1970s Naples: a thirteen year old girl of privilege is suddenly removed from her seaside home and returned to a cramped and dirty apartment outside the city. The key word here is “returned”; our heroine has been sent “home” to a place that she never knew.
She spent her entire life living with her glamorous mother and policeman father, only to have that reality shattered in one afternoon when the man she knew as her father bundles her and all of her belongings into the car an drives her to her Mamma. The man who was her father is her uncle; the woman who was her mother is her aunt.
Her birth family is far from welcoming; they are just as disgusted by her world of wealth as she is by their world of violence and squalor. Instead of dance classes, she now dances around attacks from her brothers and strikes from her parents. She does not understand why she has been placed here, and her family does not understand her in the slightest.
A Girl Returned was translated by the same woman who translates Elena Ferrante’s work, and I read this piece while in the middle of My Brilliant Friend. The themes are similar; generational trauma, everyday violence, the almost unattainable promise of an education- and the spare style reflects back towards Ferrante’s work as well.
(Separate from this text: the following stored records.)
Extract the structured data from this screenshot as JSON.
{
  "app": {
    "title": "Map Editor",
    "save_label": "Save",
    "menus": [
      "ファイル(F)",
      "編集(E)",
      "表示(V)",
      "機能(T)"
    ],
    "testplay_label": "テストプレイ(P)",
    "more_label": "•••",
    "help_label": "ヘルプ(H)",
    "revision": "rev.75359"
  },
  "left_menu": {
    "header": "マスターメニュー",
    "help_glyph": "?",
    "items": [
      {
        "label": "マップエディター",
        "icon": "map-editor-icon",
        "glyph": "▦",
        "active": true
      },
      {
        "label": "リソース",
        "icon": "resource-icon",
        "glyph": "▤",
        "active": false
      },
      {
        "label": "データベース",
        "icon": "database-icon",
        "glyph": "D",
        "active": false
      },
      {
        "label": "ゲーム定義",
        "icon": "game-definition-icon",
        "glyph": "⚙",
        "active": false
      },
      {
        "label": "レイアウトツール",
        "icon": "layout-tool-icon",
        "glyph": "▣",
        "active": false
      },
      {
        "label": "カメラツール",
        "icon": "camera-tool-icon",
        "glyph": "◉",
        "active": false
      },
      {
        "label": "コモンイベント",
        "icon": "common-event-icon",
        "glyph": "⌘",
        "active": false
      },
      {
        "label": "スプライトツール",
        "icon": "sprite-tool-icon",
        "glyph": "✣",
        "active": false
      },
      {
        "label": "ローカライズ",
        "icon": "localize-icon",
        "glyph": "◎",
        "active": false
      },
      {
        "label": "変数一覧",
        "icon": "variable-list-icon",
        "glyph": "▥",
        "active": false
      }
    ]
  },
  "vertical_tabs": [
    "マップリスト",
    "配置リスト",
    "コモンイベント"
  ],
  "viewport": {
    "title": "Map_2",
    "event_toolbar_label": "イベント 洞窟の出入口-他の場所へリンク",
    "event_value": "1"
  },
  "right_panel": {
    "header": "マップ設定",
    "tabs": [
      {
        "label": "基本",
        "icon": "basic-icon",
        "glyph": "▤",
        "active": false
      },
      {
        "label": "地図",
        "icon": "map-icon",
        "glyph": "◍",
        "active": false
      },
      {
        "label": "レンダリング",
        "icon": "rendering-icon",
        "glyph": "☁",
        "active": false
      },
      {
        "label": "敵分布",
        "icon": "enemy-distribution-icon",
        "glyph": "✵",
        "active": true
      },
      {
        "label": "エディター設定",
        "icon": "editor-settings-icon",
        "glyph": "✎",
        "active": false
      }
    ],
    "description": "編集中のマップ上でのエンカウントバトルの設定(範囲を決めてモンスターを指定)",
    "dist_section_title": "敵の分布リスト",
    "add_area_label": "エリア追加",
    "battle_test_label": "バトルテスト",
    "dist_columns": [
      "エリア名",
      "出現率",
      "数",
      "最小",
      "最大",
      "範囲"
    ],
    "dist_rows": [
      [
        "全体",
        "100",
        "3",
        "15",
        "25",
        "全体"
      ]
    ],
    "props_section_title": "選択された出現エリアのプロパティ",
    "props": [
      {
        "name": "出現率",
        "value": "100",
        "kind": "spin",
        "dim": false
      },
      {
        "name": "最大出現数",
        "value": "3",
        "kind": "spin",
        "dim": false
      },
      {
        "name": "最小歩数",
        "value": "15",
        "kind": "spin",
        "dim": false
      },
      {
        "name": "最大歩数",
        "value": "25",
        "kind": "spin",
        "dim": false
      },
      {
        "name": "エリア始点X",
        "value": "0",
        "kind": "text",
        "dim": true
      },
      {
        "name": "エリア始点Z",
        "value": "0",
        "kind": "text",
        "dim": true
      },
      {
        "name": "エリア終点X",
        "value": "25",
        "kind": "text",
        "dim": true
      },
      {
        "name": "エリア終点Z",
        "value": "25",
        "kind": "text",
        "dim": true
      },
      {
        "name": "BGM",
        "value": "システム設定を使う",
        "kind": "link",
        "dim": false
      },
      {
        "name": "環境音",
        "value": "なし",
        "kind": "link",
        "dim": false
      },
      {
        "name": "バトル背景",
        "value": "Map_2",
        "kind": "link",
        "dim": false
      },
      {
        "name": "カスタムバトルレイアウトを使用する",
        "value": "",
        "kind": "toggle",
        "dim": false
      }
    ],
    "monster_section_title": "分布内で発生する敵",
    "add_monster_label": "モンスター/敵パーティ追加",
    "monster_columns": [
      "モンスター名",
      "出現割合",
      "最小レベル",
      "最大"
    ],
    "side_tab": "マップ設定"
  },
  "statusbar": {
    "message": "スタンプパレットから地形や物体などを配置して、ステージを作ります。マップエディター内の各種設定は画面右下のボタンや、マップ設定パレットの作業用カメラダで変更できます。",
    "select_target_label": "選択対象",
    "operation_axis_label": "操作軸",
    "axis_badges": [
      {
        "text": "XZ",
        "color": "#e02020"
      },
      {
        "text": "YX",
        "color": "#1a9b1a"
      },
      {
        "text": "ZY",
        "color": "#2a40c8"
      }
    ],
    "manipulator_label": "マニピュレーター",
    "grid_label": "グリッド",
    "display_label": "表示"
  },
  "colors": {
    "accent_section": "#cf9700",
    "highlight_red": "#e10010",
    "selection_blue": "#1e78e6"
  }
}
Fun Fact: Donatella Di Pietrantonio is now a pediatric dentist!
I enjoyed this piece, and I am currently enthralled by My Brilliant Friend as well. I am on a bit of a volatile-midcentury-Italian kick; I adored The Flame Throwers and I recently devoured all of Danny Boyle’s Trust miniseries (about the JPG III kidnapping). If you can think of any other books in this general category please do not hesitate to let me know!